Patricia Dobler Poetry Prize, Carlow University; Barbara Deming Memorial Fund/Money for Women grant; fiction grant, Connecticut Commission on the Arts.

WRITINGS:

B-Mother, Harcourt (Orlando, FL), 2006.

Contributor to anthologies, including I Am Becoming the Woman I've Wanted, 1995, Mother's Nature, 1999, Through a Child's Eyes, 2001, and Anthology of New England Writers, 2003. Contributor to periodicals, including Earth's Daughters, Hurricane Alice, Kalliope, Lilliput Review, Red Rock Review, and Louisville Review.

SIDELIGHTS:

Maureen O'Brien is a writing instructor who also writes fiction and poetry. In 2006 O'Brien published her first novel, B-Mother. The book tells the story of Hillary, a sixteen-year-old girl who finds herself pregnant after a summer fling. Her parents and the biological father refuse to accept any responsibility for the unborn child, so they force her to live in a Catholic home for unwed mothers, where she will have to give the baby up for adoption. Eighteen years pass as Hillary anxiously awaits the time when she will be legally allowed to meet her biological son for the first time. About this debut effort, Booklist critic Joanne Wilkinson took notice of "some awkward pacing and dialogue," but overall thought that "teens may empathize with the young, unwed mother forced to make a life-altering decision." A contributor to Publishers Weekly thought the novel's time span was too long, adding that "readers feel as if they … are just biding time until the mother and son's eventual reunion." In a Library Journal review, Jennifer Stidham was more laudatory, concluding that O'Brien is "keenly and beautifully aware of the New England setting" in her writing, and the novel is "full of memorable, well-developed characters, even the most peripheral."
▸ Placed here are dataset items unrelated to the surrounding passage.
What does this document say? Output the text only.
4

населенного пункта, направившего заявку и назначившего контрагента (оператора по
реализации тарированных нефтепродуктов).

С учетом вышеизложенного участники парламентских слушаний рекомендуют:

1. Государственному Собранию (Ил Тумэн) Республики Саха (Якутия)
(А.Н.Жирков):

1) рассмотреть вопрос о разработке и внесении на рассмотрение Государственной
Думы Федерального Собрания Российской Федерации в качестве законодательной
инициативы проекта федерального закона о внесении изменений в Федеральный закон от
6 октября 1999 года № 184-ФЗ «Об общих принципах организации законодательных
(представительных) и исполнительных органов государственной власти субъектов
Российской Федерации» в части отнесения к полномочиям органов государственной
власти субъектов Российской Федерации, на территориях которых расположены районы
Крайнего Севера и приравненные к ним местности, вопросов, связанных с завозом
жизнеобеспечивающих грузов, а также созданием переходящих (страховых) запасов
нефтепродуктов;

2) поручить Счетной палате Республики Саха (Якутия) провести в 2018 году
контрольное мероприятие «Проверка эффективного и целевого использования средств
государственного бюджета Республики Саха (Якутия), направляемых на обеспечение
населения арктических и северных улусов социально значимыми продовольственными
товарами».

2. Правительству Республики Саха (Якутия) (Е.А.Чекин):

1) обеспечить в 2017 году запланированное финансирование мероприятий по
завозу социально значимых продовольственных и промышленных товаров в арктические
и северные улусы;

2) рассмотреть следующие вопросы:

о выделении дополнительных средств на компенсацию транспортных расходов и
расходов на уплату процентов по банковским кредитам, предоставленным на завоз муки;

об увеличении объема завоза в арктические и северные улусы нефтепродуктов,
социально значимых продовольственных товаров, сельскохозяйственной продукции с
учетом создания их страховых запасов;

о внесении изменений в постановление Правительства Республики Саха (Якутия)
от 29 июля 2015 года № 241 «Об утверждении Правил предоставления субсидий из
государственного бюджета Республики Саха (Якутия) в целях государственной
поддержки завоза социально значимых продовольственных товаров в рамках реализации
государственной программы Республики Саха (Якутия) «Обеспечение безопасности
BIOGRAPHICAL AND CRITICAL SOURCES:

PERIODICALS

Booklist, November 1, 2006, Joanne Wilkinson, review of B-Mother, p. 31.

Courant (Hartford, CT), May 24, 2007, Carole Goldberg, "Debut Novel Follows Her Poetry Prize."

Kirkus Reviews, October 1, 2006, review of B-Mother, p. 982.

Library Journal, November 1, 2006, Jennifer Stidham, review of B-Mother, p. 69.

Publishers Weekly, September 25, 2006, review of B-Mother, p. 41.